The second issue with the comment, which is also reflected in the previous paragraph and elsewhere in the article, is that it suggests that the victims of racism are responsible for reducing or preventing racism. Victims of racism are not and should not be held responsible for the racist attitudes and actions of others. It could be akin to suggesting that all victims are in some way responsible for the crimes committed against them. I draw an analogy with victims of sexual violence – if a woman is sexually assaulted it was not because she was dressed provocatively or was drunk, rather it is the fault of the person who chose to assault her. The idea that a victim is responsible removes responsibility from the perpetrator; it also removes responsibility from the broader society which may be the roots and facilitator of such actions and attitudes.

A final concern that I would like to highlight is the way in which colonialism is discussed throughout the article. In this article, the author notes that while an important historical factor, colonialism is a matter of history. Numerous indigenous groups and literature cite ongoing colonialism in Australia, Canada, and other settler nations (Reading & Wien, 2009; Greenwood et al, 2015). Colonialism and racism are alive in contemporary legislation and relationships and often intersect in violent and productive ways.  Colonialism must be treated as an ongoing issue which needs to be addressed and dismantled in order to achieve equity and justice for Indigenous peoples.

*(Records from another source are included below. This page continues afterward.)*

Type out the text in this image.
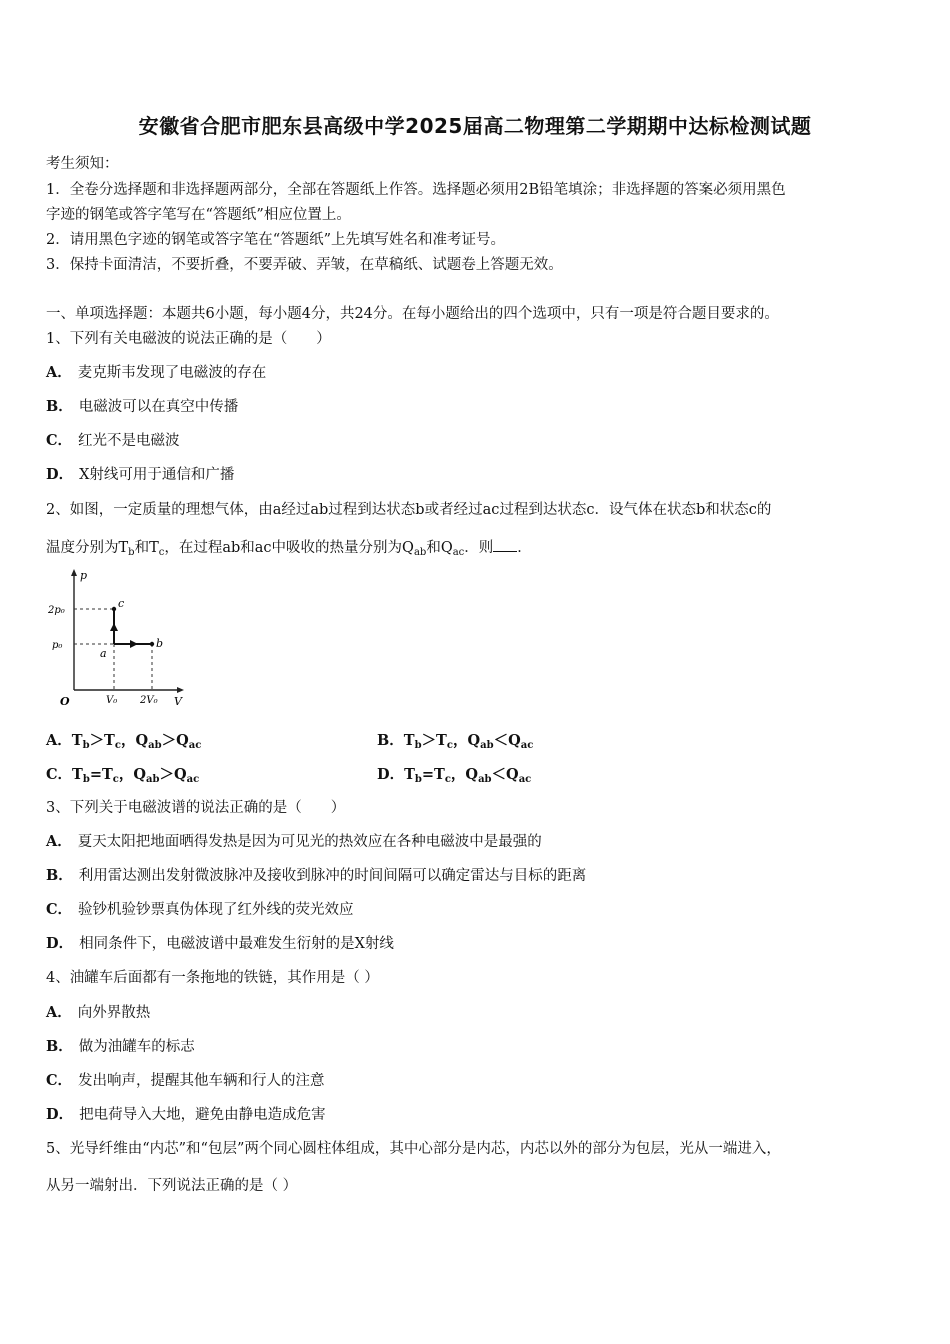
安徽省合肥市肥东县高级中学2025届高二物理第二学期期中达标检测试题
考生须知：
1．全卷分选择题和非选择题两部分，全部在答题纸上作答。选择题必须用2B铅笔填涂；非选择题的答案必须用黑色
字迹的钢笔或答字笔写在“答题纸”相应位置上。
2．请用黑色字迹的钢笔或答字笔在“答题纸”上先填写姓名和准考证号。
3．保持卡面清洁，不要折叠，不要弄破、弄皱，在草稿纸、试题卷上答题无效。
一、单项选择题：本题共6小题，每小题4分，共24分。在每小题给出的四个选项中，只有一项是符合题目要求的。
1、下列有关电磁波的说法正确的是（　　）
A． 麦克斯韦发现了电磁波的存在
B． 电磁波可以在真空中传播
C． 红光不是电磁波
D． X射线可用于通信和广播
2、如图，一定质量的理想气体，由a经过ab过程到达状态b或者经过ac过程到达状态c．设气体在状态b和状态c的
温度分别为$T_b$和$T_c$，在过程ab和ac中吸收的热量分别为$Q_{ab}$和$Q_{ac}$．则 ．
p
V
O
2p₀
p₀
V₀ 2V₀
a
b
c
A．$T_b>T_c$，$Q_{ab}>Q_{ac}$	B．$T_b>T_c$，$Q_{ab}<Q_{ac}$
C．$T_b=T_c$，$Q_{ab}>Q_{ac}$	D．$T_b=T_c$，$Q_{ab}<Q_{ac}$
3、下列关于电磁波谱的说法正确的是（　　）
A． 夏天太阳把地面晒得发热是因为可见光的热效应在各种电磁波中是最强的
B． 利用雷达测出发射微波脉冲及接收到脉冲的时间间隔可以确定雷达与目标的距离
C． 验钞机验钞票真伪体现了红外线的荧光效应
D． 相同条件下，电磁波谱中最难发生衍射的是X射线
4、油罐车后面都有一条拖地的铁链，其作用是（ ）
A． 向外界散热
B． 做为油罐车的标志
C． 发出响声，提醒其他车辆和行人的注意
D． 把电荷导入大地，避免由静电造成危害
5、光导纤维由“内芯”和“包层”两个同心圆柱体组成，其中心部分是内芯，内芯以外的部分为包层，光从一端进入，
从另一端射出．下列说法正确的是（ ）
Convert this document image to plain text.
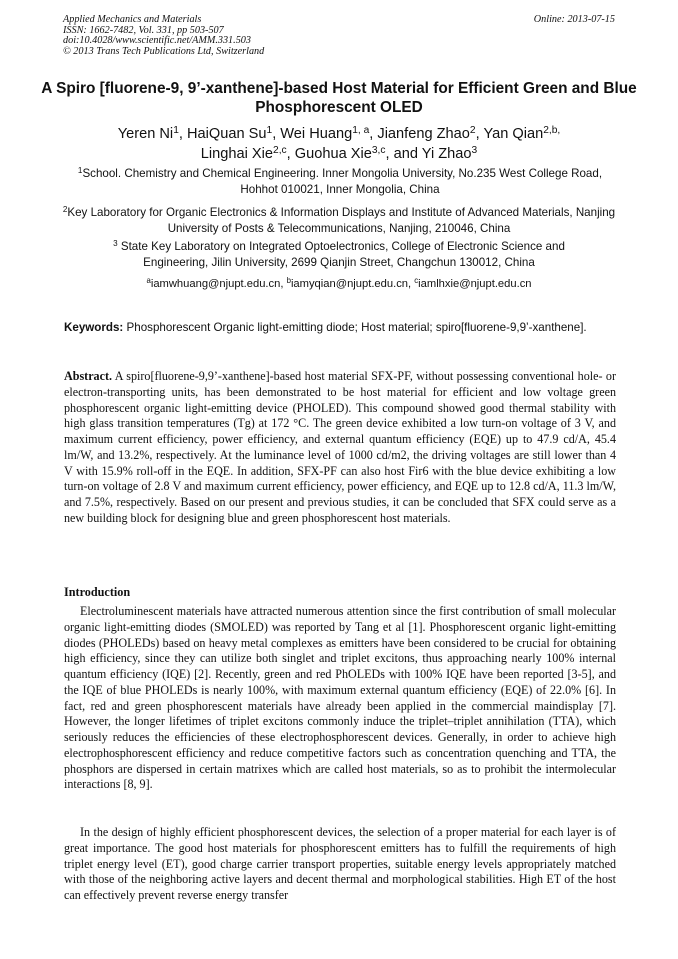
Applied Mechanics and Materials
ISSN: 1662-7482, Vol. 331, pp 503-507
doi:10.4028/www.scientific.net/AMM.331.503
© 2013 Trans Tech Publications Ltd, Switzerland
Online: 2013-07-15
A Spiro [fluorene-9, 9’-xanthene]-based Host Material for Efficient Green and Blue Phosphorescent OLED
Yeren Ni$^1$, HaiQuan Su$^1$, Wei Huang$^{1, a}$, Jianfeng Zhao$^2$, Yan Qian$^{2,b,}$
Linghai Xie$^{2,c}$, Guohua Xie$^{3,c}$, and Yi Zhao$^3$
$^1$School. Chemistry and Chemical Engineering. Inner Mongolia University, No.235 West College Road, Hohhot 010021, Inner Mongolia, China
$^2$Key Laboratory for Organic Electronics & Information Displays and Institute of Advanced Materials, Nanjing University of Posts & Telecommunications, Nanjing, 210046, China
$^3$ State Key Laboratory on Integrated Optoelectronics, College of Electronic Science and Engineering, Jilin University, 2699 Qianjin Street, Changchun 130012, China
$^a$iamwhuang@njupt.edu.cn, $^b$iamyqian@njupt.edu.cn, $^c$iamlhxie@njupt.edu.cn
Keywords: Phosphorescent Organic light-emitting diode; Host material; spiro[fluorene-9,9’-xanthene].
Abstract. A spiro[fluorene-9,9’-xanthene]-based host material SFX-PF, without possessing conventional hole- or electron-transporting units, has been demonstrated to be host material for efficient and low voltage green phosphorescent organic light-emitting device (PHOLED). This compound showed good thermal stability with high glass transition temperatures (Tg) at 172 °C. The green device exhibited a low turn-on voltage of 3 V, and maximum current efficiency, power efficiency, and external quantum efficiency (EQE) up to 47.9 cd/A, 45.4 lm/W, and 13.2%, respectively. At the luminance level of 1000 cd/m2, the driving voltages are still lower than 4 V with 15.9% roll-off in the EQE. In addition, SFX-PF can also host Fir6 with the blue device exhibiting a low turn-on voltage of 2.8 V and maximum current efficiency, power efficiency, and EQE up to 12.8 cd/A, 11.3 lm/W, and 7.5%, respectively. Based on our present and previous studies, it can be concluded that SFX could serve as a new building block for designing blue and green phosphorescent host materials.
Introduction
Electroluminescent materials have attracted numerous attention since the first contribution of small molecular organic light-emitting diodes (SMOLED) was reported by Tang et al [1]. Phosphorescent organic light-emitting diodes (PHOLEDs) based on heavy metal complexes as emitters have been considered to be crucial for obtaining high efficiency, since they can utilize both singlet and triplet excitons, thus approaching nearly 100% internal quantum efficiency (IQE) [2]. Recently, green and red PhOLEDs with 100% IQE have been reported [3-5], and the IQE of blue PHOLEDs is nearly 100%, with maximum external quantum efficiency (EQE) of 22.0% [6]. In fact, red and green phosphorescent materials have already been applied in the commercial maindisplay [7]. However, the longer lifetimes of triplet excitons commonly induce the triplet–triplet annihilation (TTA), which seriously reduces the efficiencies of these electrophosphorescent devices. Generally, in order to achieve high electrophosphorescent efficiency and reduce competitive factors such as concentration quenching and TTA, the phosphors are dispersed in certain matrixes which are called host materials, so as to prohibit the intermolecular interactions [8, 9].
In the design of highly efficient phosphorescent devices, the selection of a proper material for each layer is of great importance. The good host materials for phosphorescent emitters has to fulfill the requirements of high triplet energy level (ET), good charge carrier transport properties, suitable energy levels appropriately matched with those of the neighboring active layers and decent thermal and morphological stabilities. High ET of the host can effectively prevent reverse energy transfer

I would like to conclude with two suggestions for addressing these issues: we need to take responsibility as academics and researchers not to perpetuate and facilitate racist discourses that can potentially harm and denigrate marginalized people. Academics and researchers must carefully interrogate the language they use, and at the very least, we have to work towards dismantling racism and colonialism in partnership with Indigenous peoples. As academic and researchers, we need to be self-reflective (even if it is uncomfortable) and be aware of the legitimacy that our work is allowed when it is published in peer-reviewed journals and the potential damage that our words and ideas may have, however, unintended. It is also important that the press and peer reviewers take responsibility and make concerted efforts to identify and address ideas that perpetuate racist or colonial attitudes in academic publishing.  As a final note I look forward to continuing discourse to address ongoing issues of racism and colonialism and work towards achievement of health equity and justice for Indigenous peoples.

References

Awofeso, N. (2011). Racism: a major impediment to optimal Indigenous health and health care in Australia. Australian Indigenous Health Bulletin, 11(3), 1-8.

(2015) Determinants of Indigenous Peoples’ Health in Canada: Beyond the Social edited by Margo Greenwood, Sarah de Leeuw, Nicole Marie Lindsay, and Charlotte Reading. Toronto: Canadian Scholars’ Press.

Durey, A. (2010). Reducing racism in Aboriginal health care in Australia: where does cultural education fit?. Australian and New Zealand Journal of Public Health, 34(s1), S87-S92.

Gracey M, King M.  2009.  Indigenous health part 1: determinants and disease patterns.  Lancet, 374: 65-75. 2.

Loppie, S., Reading, C., and de Leeuw, S. (2014). Aboriginal Experiences with Racism and Its Impacts. Prince George, BC: National Collaborating Centre for Aboriginal Health.

Paradies Y, Harris R, Anderson I (2008) The impact of racism on Indigenous health in Australia and Aotearoa: towards a research agenda. (Discussion Paper No. 4) Darwin: Cooperative Research Centre for Aboriginal Health.